NEW YORK (GenomeWeb) – Tokai Pharmaceuticals said today it is working with Johns Hopkins University to develop a companion diagnostic for its investigational, castration-resistant prostate cancer (CRPC) drug galeterone.
Under its agreement, Cambridge, Mass.-based Tokai has garnered an exclusive, worldwide license from JHU for "patent applications and know-how" covering a test used to assess the AR-V7 status of prostate cancer patients.
According to Tokai CEO Jodie Morrison, the company will use the companion test in a 148-patient, Phase III ARMOR3-SV trial, slated to start in the first half of 2015. Tokai is developing galeterone for metastatic CRPC patients who express a truncated version of the androgen receptor, called AR-V7. Galeterone is designed to interrogate androgen receptor signaling, which drives prostate cancer.

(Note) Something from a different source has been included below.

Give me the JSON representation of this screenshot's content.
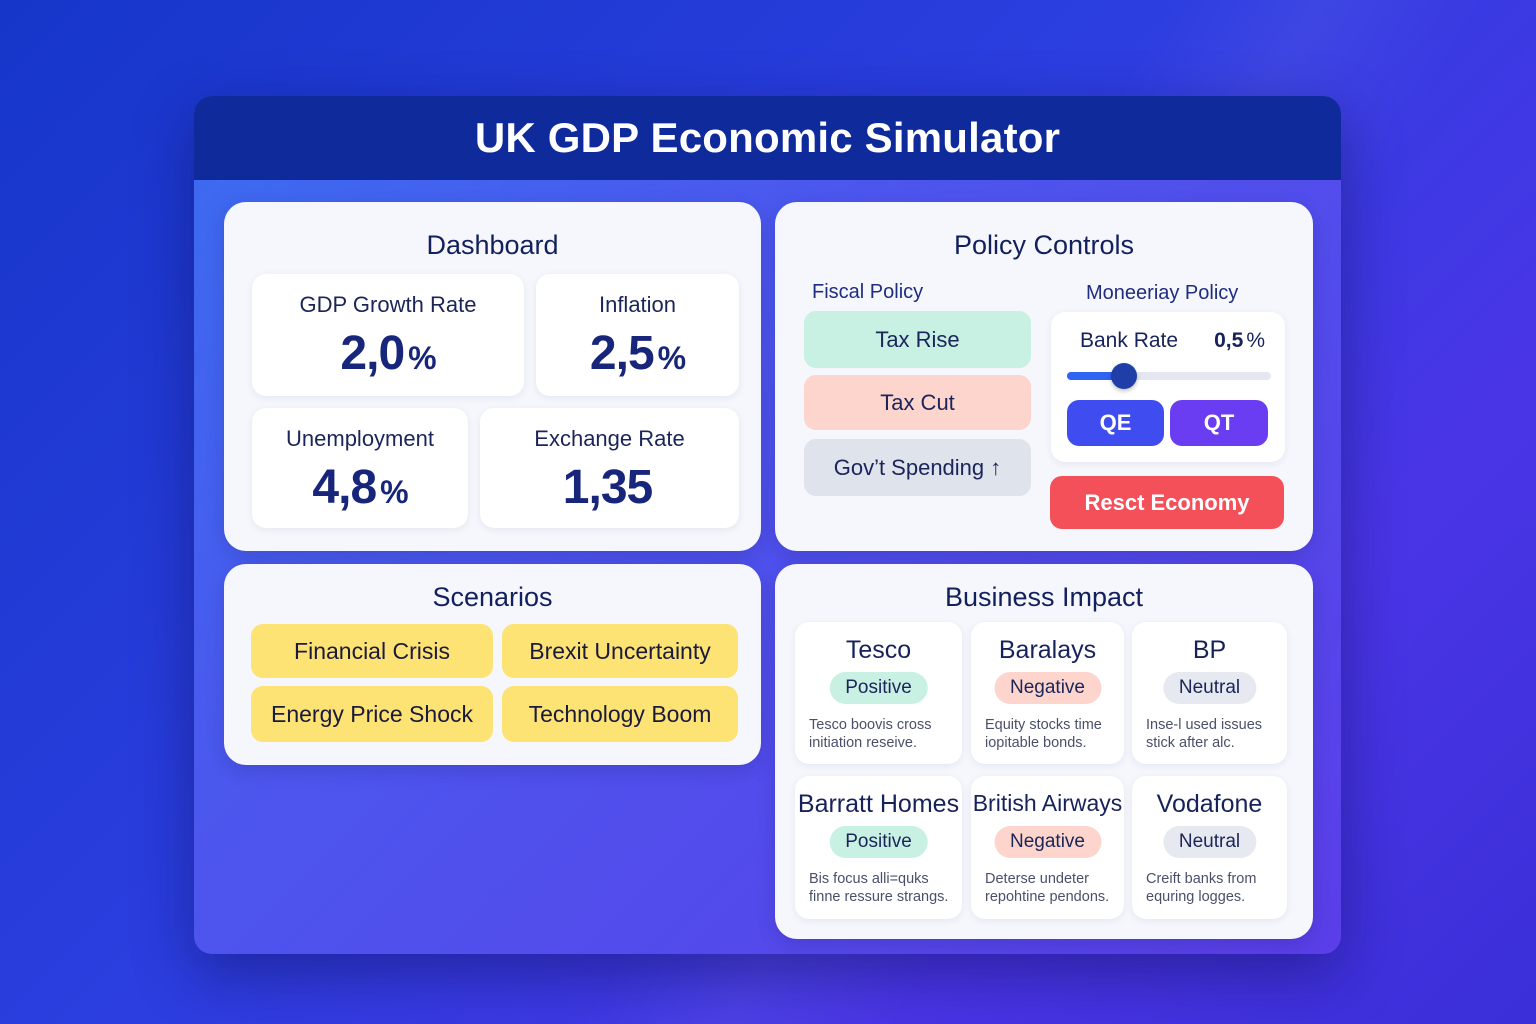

Patients with truncated androgen receptors are missing the C-terminal end involved in ligand binding, and AR-V7 is the most frequently occurring splice variant that causes this terminal loss. A prospective JHU study, as well as retrospective analyses by MD Anderson Cancer Center and Memorial Sloan Kettering Cancer Center, suggests that patients with C-terminal loss and AR-V7 are poor responders to existing metastatic CRPC drugs such as Janssen Biotech's Zytiga (abiraterone acetate) and Astellas' Xtandi (enzalutamide).
Preclinical data generated by Tokai on galeterone, as well as a Phase II trial involving the drug, suggests that it may benefit CRPC patients with AR-V7 and C-terminal loss.
Tokai said it has also finalized an agreement with Qiagen for the development of a non-invasive companion diagnostic for galeterone "utilizing an array of novel technologies."